Autre question: – Comment Gil Roman a réagi? Peut-il vraiment rester, encadré par un maître de ballet?

«Pas de dysfonctionnement financier»

«Sur le plan de la gestion financière de la structure, nous n'avions pas de signe de dysfonctionnement non plus», ajoute Grégoire Junod.

«Nous voulons nous assurer que Gil Roman n'élèvera plus jamais la voix!»

«Mais oui, cela montre clairement qu'il manque un contre-pouvoir au sein de la direction, où tout le monde est ami depuis si longtemps. D'où la modification de l'organigramme.»

«Le directeur artistique ne connaissait pas les accusations qui pesaient sur le directeur de production. J'ai pu m'en assurer.»

«C'est une lettre qui a attiré mon attention, qui a ouvert une porte et qui m'a poussée à déclencher deux audits en 24 heures.»

Solange Peters ajoute: «Lorsque je suis arrivée, je venais avec un regard nouveau et je n'ai rien entendu, alors que j'étais présente au ballet.»

«Les éléments dont on a eu connaissance au printemps, on ne les connaissait pas avant!»

«L'audit de 2008 concernait le positionnement de la compagnie, c'est autre chose.»

Grégoire Junod répond: «2013, c'était une dénonciation anonyme qui n'est jamais remontée au conseil de fondation et qui a donné lieu à un avertissement et à la mise en place d'une personne de confiance au sein de l'intitution.»

Place aux questions

- 2008, 2013, 2021… trois crises et enquêtes qui mettaient déjà le directeur de production en cause, avec un Gil Roman qui le protégeait. Etrange de laisser ce directeur artistique en place…

Rappel de 3 démarches pour soutenir les institutions

- Appui aux institutions.

- Mandat d'une entreprise qui fera des sondages réguliers dans les institutions.

- Dispositif de soutien mutualisé entre les institutions, petites et grandes, et les compagnies culturelles.

«Attachement extrêmement fort au BBL et à son directeur artistique»

«Ce qui ressort aussi de cet audit, c'est l'attachement extrêmement fort au BBL, mais aussi la reconnaissance des qualités artistiques de Gil Roman.
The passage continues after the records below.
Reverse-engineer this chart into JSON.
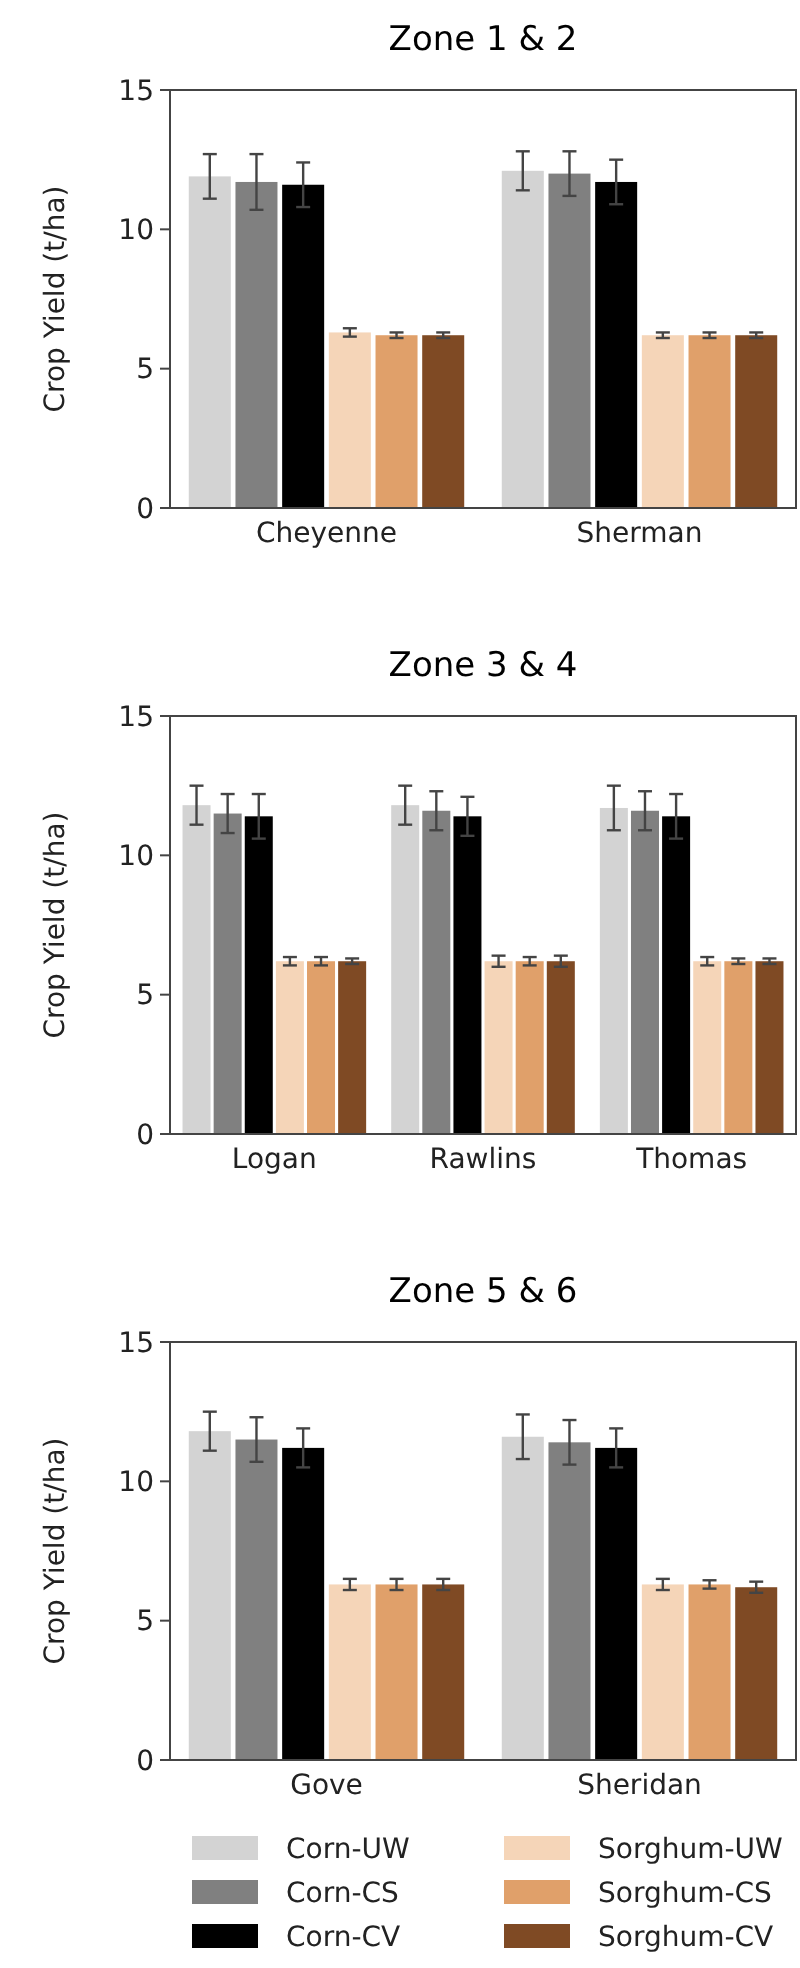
{
  "chart_data": [
    {
      "type": "bar",
      "title": "Zone 1 & 2",
      "ylabel": "Crop Yield (t/ha)",
      "categories": [
        "Cheyenne",
        "Sherman"
      ],
      "ylim": [
        0,
        15
      ],
      "yticks": [
        0,
        5,
        10,
        15
      ],
      "grid": false,
      "legend": false,
      "series": [
        {
          "color": "#d3d3d3",
          "values": [
            11.9,
            12.1
          ],
          "errors": [
            0.8,
            0.7
          ]
        },
        {
          "color": "#808080",
          "values": [
            11.7,
            12.0
          ],
          "errors": [
            1.0,
            0.8
          ]
        },
        {
          "color": "#000000",
          "values": [
            11.6,
            11.7
          ],
          "errors": [
            0.8,
            0.8
          ]
        },
        {
          "color": "#f5d5b8",
          "values": [
            6.3,
            6.2
          ],
          "errors": [
            0.15,
            0.1
          ]
        },
        {
          "color": "#e0a06a",
          "values": [
            6.2,
            6.2
          ],
          "errors": [
            0.1,
            0.1
          ]
        },
        {
          "color": "#7f4a24",
          "values": [
            6.2,
            6.2
          ],
          "errors": [
            0.1,
            0.1
          ]
        }
      ]
    },
    {
      "type": "bar",
      "title": "Zone 3 & 4",
      "ylabel": "Crop Yield (t/ha)",
      "categories": [
        "Logan",
        "Rawlins",
        "Thomas"
      ],
      "ylim": [
        0,
        15
      ],
      "yticks": [
        0,
        5,
        10,
        15
      ],
      "grid": false,
      "legend": false,
      "series": [
        {
          "color": "#d3d3d3",
          "values": [
            11.8,
            11.8,
            11.7
          ],
          "errors": [
            0.7,
            0.7,
            0.8
          ]
        },
        {
          "color": "#808080",
          "values": [
            11.5,
            11.6,
            11.6
          ],
          "errors": [
            0.7,
            0.7,
            0.7
          ]
        },
        {
          "color": "#000000",
          "values": [
            11.4,
            11.4,
            11.4
          ],
          "errors": [
            0.8,
            0.7,
            0.8
          ]
        },
        {
          "color": "#f5d5b8",
          "values": [
            6.2,
            6.2,
            6.2
          ],
          "errors": [
            0.15,
            0.2,
            0.15
          ]
        },
        {
          "color": "#e0a06a",
          "values": [
            6.2,
            6.2,
            6.2
          ],
          "errors": [
            0.15,
            0.15,
            0.1
          ]
        },
        {
          "color": "#7f4a24",
          "values": [
            6.2,
            6.2,
            6.2
          ],
          "errors": [
            0.1,
            0.2,
            0.1
          ]
        }
      ]
    },
    {
      "type": "bar",
      "title": "Zone 5 & 6",
      "ylabel": "Crop Yield (t/ha)",
      "categories": [
        "Gove",
        "Sheridan"
      ],
      "ylim": [
        0,
        15
      ],
      "yticks": [
        0,
        5,
        10,
        15
      ],
      "grid": false,
      "legend": "bottom",
      "series": [
        {
          "name": "Corn-UW",
          "color": "#d3d3d3",
          "values": [
            11.8,
            11.6
          ],
          "errors": [
            0.7,
            0.8
          ]
        },
        {
          "name": "Corn-CS",
          "color": "#808080",
          "values": [
            11.5,
            11.4
          ],
          "errors": [
            0.8,
            0.8
          ]
        },
        {
          "name": "Corn-CV",
          "color": "#000000",
          "values": [
            11.2,
            11.2
          ],
          "errors": [
            0.7,
            0.7
          ]
        },
        {
          "name": "Sorghum-UW",
          "color": "#f5d5b8",
          "values": [
            6.3,
            6.3
          ],
          "errors": [
            0.2,
            0.2
          ]
        },
        {
          "name": "Sorghum-CS",
          "color": "#e0a06a",
          "values": [
            6.3,
            6.3
          ],
          "errors": [
            0.2,
            0.15
          ]
        },
        {
          "name": "Sorghum-CV",
          "color": "#7f4a24",
          "values": [
            6.3,
            6.2
          ],
          "errors": [
            0.2,
            0.2
          ]
        }
      ]
    }
  ]
}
Egalement de la part du public, c'est aussi pour cela que l'on doit se battre.»

Solange Peters, présidente de la FBBL et Grégoire Junod, vice-président de la FBBL et syndic de Lausanne lors de la conférence de presse.

«On espère que l'équipe qui conduit le BBL actuellement adhérera à nos propositions et tiendra le choc», indique Grégoire Junod.
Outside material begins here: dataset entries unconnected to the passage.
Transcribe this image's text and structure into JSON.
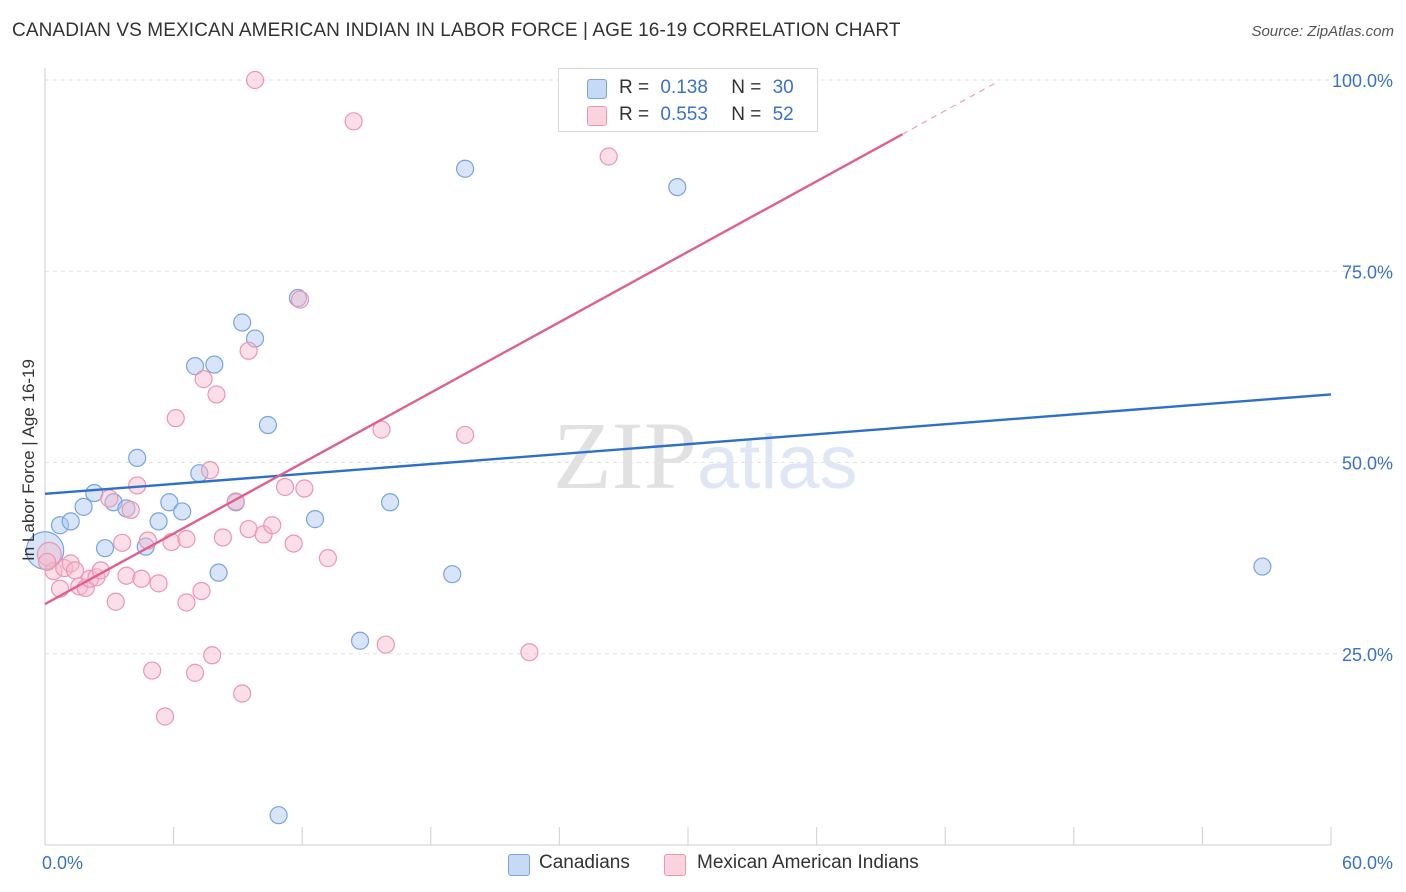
{
  "title": "CANADIAN VS MEXICAN AMERICAN INDIAN IN LABOR FORCE | AGE 16-19 CORRELATION CHART",
  "source": "Source: ZipAtlas.com",
  "watermark": {
    "zip": "ZIP",
    "atlas": "atlas"
  },
  "legend": [
    {
      "r_label": "R =",
      "r_value": "0.138",
      "n_label": "N =",
      "n_value": "30",
      "color": "#a8c5ef"
    },
    {
      "r_label": "R =",
      "r_value": "0.553",
      "n_label": "N =",
      "n_value": "52",
      "color": "#f6b8cb"
    }
  ],
  "bottom_legend": [
    "Canadians",
    "Mexican American Indians"
  ],
  "chart_data": {
    "type": "scatter",
    "title": "CANADIAN VS MEXICAN AMERICAN INDIAN IN LABOR FORCE | AGE 16-19 CORRELATION CHART",
    "xlabel": "",
    "ylabel": "In Labor Force | Age 16-19",
    "xlim": [
      0,
      60
    ],
    "ylim": [
      0,
      100
    ],
    "x_tick_labels": [
      "0.0%",
      "60.0%"
    ],
    "y_ticks": [
      25,
      50,
      75,
      100
    ],
    "y_tick_labels": [
      "25.0%",
      "50.0%",
      "75.0%",
      "100.0%"
    ],
    "grid": true,
    "legend_position": "top-center",
    "series": [
      {
        "name": "Canadians",
        "color": "#a8c5ef",
        "edge_color": "#7aa3df",
        "line_color": "#2f6fcc",
        "trend": {
          "x": [
            0,
            60
          ],
          "y": [
            45.9,
            58.9
          ]
        },
        "points": [
          [
            0.0,
            38.5,
            2.2
          ],
          [
            0.7,
            41.8,
            1
          ],
          [
            1.2,
            42.3,
            1
          ],
          [
            1.8,
            44.2,
            1
          ],
          [
            2.3,
            46.0,
            1
          ],
          [
            2.8,
            38.8,
            1
          ],
          [
            3.2,
            44.8,
            1
          ],
          [
            3.8,
            44.0,
            1
          ],
          [
            4.3,
            50.6,
            1
          ],
          [
            4.7,
            39.0,
            1
          ],
          [
            5.3,
            42.3,
            1
          ],
          [
            5.8,
            44.8,
            1
          ],
          [
            6.4,
            43.6,
            1
          ],
          [
            7.0,
            62.6,
            1
          ],
          [
            7.2,
            48.6,
            1
          ],
          [
            7.9,
            62.8,
            1
          ],
          [
            8.1,
            35.6,
            1
          ],
          [
            8.9,
            44.8,
            1
          ],
          [
            9.2,
            68.3,
            1
          ],
          [
            9.8,
            66.2,
            1
          ],
          [
            10.4,
            54.9,
            1
          ],
          [
            10.9,
            3.9,
            1
          ],
          [
            11.8,
            71.5,
            1
          ],
          [
            12.6,
            42.6,
            1
          ],
          [
            14.7,
            26.7,
            1
          ],
          [
            16.1,
            44.8,
            1
          ],
          [
            19.0,
            35.4,
            1
          ],
          [
            19.6,
            88.4,
            1
          ],
          [
            29.5,
            86.0,
            1
          ],
          [
            56.8,
            36.4,
            1
          ]
        ]
      },
      {
        "name": "Mexican American Indians",
        "color": "#f6b8cb",
        "edge_color": "#ee95b0",
        "line_color": "#e0608d",
        "trend": {
          "x": [
            0,
            40
          ],
          "y": [
            31.5,
            92.9
          ]
        },
        "trend_dashed": {
          "x": [
            40,
            44.4
          ],
          "y": [
            92.9,
            99.7
          ]
        },
        "points": [
          [
            0.2,
            38.0,
            1.4
          ],
          [
            0.4,
            35.8,
            1
          ],
          [
            0.7,
            33.5,
            1
          ],
          [
            0.9,
            36.2,
            1
          ],
          [
            1.2,
            36.8,
            1
          ],
          [
            1.4,
            35.9,
            1
          ],
          [
            1.6,
            33.8,
            1
          ],
          [
            1.9,
            33.6,
            1
          ],
          [
            2.1,
            34.8,
            1
          ],
          [
            2.4,
            35.0,
            1
          ],
          [
            2.6,
            35.9,
            1
          ],
          [
            3.0,
            45.3,
            1
          ],
          [
            3.3,
            31.8,
            1
          ],
          [
            3.6,
            39.5,
            1
          ],
          [
            3.8,
            35.2,
            1
          ],
          [
            4.0,
            43.8,
            1
          ],
          [
            4.3,
            47.0,
            1
          ],
          [
            4.5,
            34.8,
            1
          ],
          [
            4.8,
            39.8,
            1
          ],
          [
            5.0,
            22.8,
            1
          ],
          [
            5.3,
            34.2,
            1
          ],
          [
            5.6,
            16.8,
            1
          ],
          [
            5.9,
            39.6,
            1
          ],
          [
            6.1,
            55.8,
            1
          ],
          [
            6.6,
            40.0,
            1
          ],
          [
            6.6,
            31.7,
            1
          ],
          [
            7.0,
            22.5,
            1
          ],
          [
            7.3,
            33.2,
            1
          ],
          [
            7.4,
            60.9,
            1
          ],
          [
            7.7,
            49.0,
            1
          ],
          [
            7.8,
            24.8,
            1
          ],
          [
            8.0,
            58.9,
            1
          ],
          [
            8.3,
            40.2,
            1
          ],
          [
            8.9,
            44.9,
            1
          ],
          [
            9.2,
            19.8,
            1
          ],
          [
            9.5,
            41.3,
            1
          ],
          [
            9.5,
            64.6,
            1
          ],
          [
            9.8,
            100.0,
            1
          ],
          [
            10.2,
            40.6,
            1
          ],
          [
            10.6,
            41.8,
            1
          ],
          [
            11.2,
            46.8,
            1
          ],
          [
            11.6,
            39.4,
            1
          ],
          [
            11.9,
            71.3,
            1
          ],
          [
            12.1,
            46.6,
            1
          ],
          [
            13.2,
            37.5,
            1
          ],
          [
            14.4,
            94.6,
            1
          ],
          [
            15.7,
            54.3,
            1
          ],
          [
            15.9,
            26.2,
            1
          ],
          [
            19.6,
            53.6,
            1
          ],
          [
            22.6,
            25.2,
            1
          ],
          [
            26.3,
            90.0,
            1
          ],
          [
            0.1,
            37.0,
            1
          ]
        ]
      }
    ]
  }
}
«Il y a de gros enjeux et des attentes dans cette reconstruction. L'effort de témoignage doit être récompensé.»

«Recadrage d'un directeur artistique, un organigramme plus clair, un licenciement et la tolérance zéro quant aux comportements inadéquats… Ces éléments sont forts.»
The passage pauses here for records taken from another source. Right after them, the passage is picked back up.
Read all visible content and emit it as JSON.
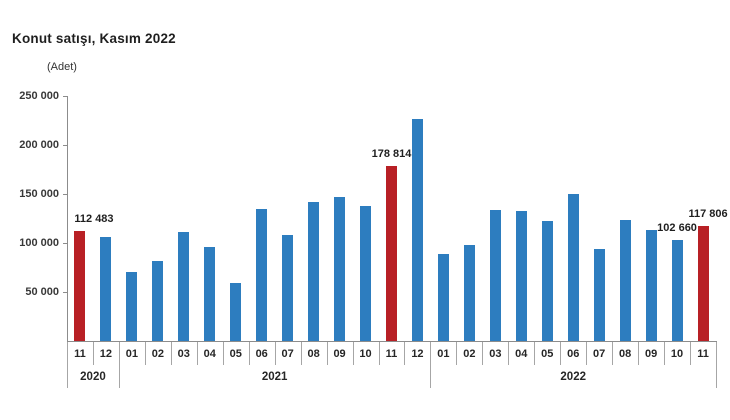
{
  "chart_data": {
    "type": "bar",
    "title": "Konut satışı, Kasım 2022",
    "unit": "(Adet)",
    "ylim": [
      0,
      250000
    ],
    "grid": false,
    "legend": null,
    "bar_color": "#2d7dbf",
    "highlight_color": "#b82025",
    "axis_color": "#8c8c8c",
    "yticks": [
      {
        "value": 250000,
        "label": "250 000"
      },
      {
        "value": 200000,
        "label": "200 000"
      },
      {
        "value": 150000,
        "label": "150 000"
      },
      {
        "value": 100000,
        "label": "100 000"
      },
      {
        "value": 50000,
        "label": "50 000"
      }
    ],
    "categories": [
      "11",
      "12",
      "01",
      "02",
      "03",
      "04",
      "05",
      "06",
      "07",
      "08",
      "09",
      "10",
      "11",
      "12",
      "01",
      "02",
      "03",
      "04",
      "05",
      "06",
      "07",
      "08",
      "09",
      "10",
      "11"
    ],
    "values": [
      112483,
      105981,
      70587,
      81222,
      111241,
      95863,
      59166,
      134731,
      107785,
      141400,
      147143,
      137401,
      178814,
      226503,
      88306,
      97587,
      134170,
      133058,
      122768,
      150509,
      93902,
      123491,
      113402,
      102660,
      117806
    ],
    "highlight_indices": [
      0,
      12,
      24
    ],
    "data_labels": [
      {
        "index": 0,
        "text": "112 483",
        "dx": 14
      },
      {
        "index": 12,
        "text": "178 814",
        "dx": 0
      },
      {
        "index": 23,
        "text": "102 660",
        "dx": 0
      },
      {
        "index": 24,
        "text": "117 806",
        "dx": 5
      }
    ],
    "year_groups": [
      {
        "label": "2020",
        "start": 0,
        "count": 2
      },
      {
        "label": "2021",
        "start": 2,
        "count": 12
      },
      {
        "label": "2022",
        "start": 14,
        "count": 11
      }
    ]
  }
}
«Le Conseil de fondation suit la totalité des recommandations de l'audit.»

"Un bilan sans concessions"

«Nous avons un bilan complet avec cet audit, un bilan sans concessions.»

«C'est aussi l'occasion pour le Conseil de fondation de témoigner de la reconnaissance pour les dommages causés aux collaborateurs.»

«Nous voulions une procédure qui inspire confiance, d'où le cadre fixé d'entente avec le syndicat des comédiens. Le fait que beaucoup d'anciens sont aussi venus témoigner montre que cela a bien fonctionné.»

Grégoire Junod prend la parole

«La Ville soutient évidemment ces mesures.»